Hello, since we have exactly 100 people, I assume there should not be any people with both headache and fever. Lets assume that 10 people have both headache and fever, then total number of people cannot be 100 since 50 + 50 - 10 = 90.

However, it is stated that there are 100 people. What am I thinking wrong? Can you explain this?

This is not a correct assumption.

Dear @Cagan_Yigit_Deliktas,

Your assumption is wrong, because if 10 people have both headache and fever, that means other 90 people may have headache or fever.

Hope this makes you clear.

According to your drawing, I think y should be 50 because it is said in the question that 50 people have fever and x should be 50 as there are 50 people with headache. When we sum these numbers up, we get (40 + 10 + 40) 90 people. I am sorry, I just could not understand the logic.

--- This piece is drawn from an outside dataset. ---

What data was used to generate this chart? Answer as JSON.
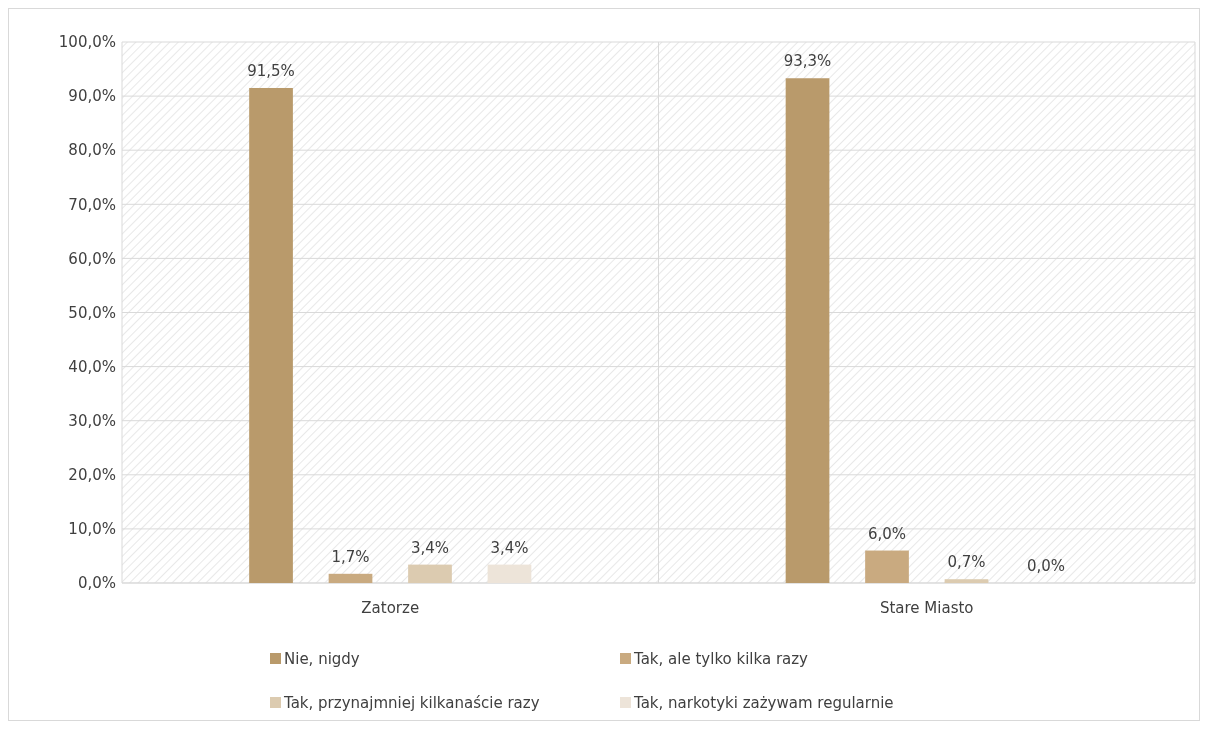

In my drawing, the only solution is a = 50, b = 0 and c = 50. There is no intersection. Can you explain what is wrong here?

Because you are assuming that 10 people have both headache and fever.

So intersection value should be 10.

I drew this without assuming the intersection is 10, just using the information given in the question. a + b = 50 because 50 people have headache, b + c = 50 for the people with fever and a + b + c = 100 since there are total of 100 people. Thus, b must be 0. What did I do wrong here? This is the last question sorry for asking too much

your equation

a+b = 50 (correct)

b+c = 50 (correct)

but if your assumption is 10 people have both headache and fever, then the value of b should be 10.

Hope this makes you clear.

For my drawing, I did not assume the intersection is 10. I drew it just using the information given in the question.

Since a + b + c = 100, a + b = 50, b + c = 50, then b should be 0, right? What am I doing wrong here?

Then you are right. but these two sets are not disjoint.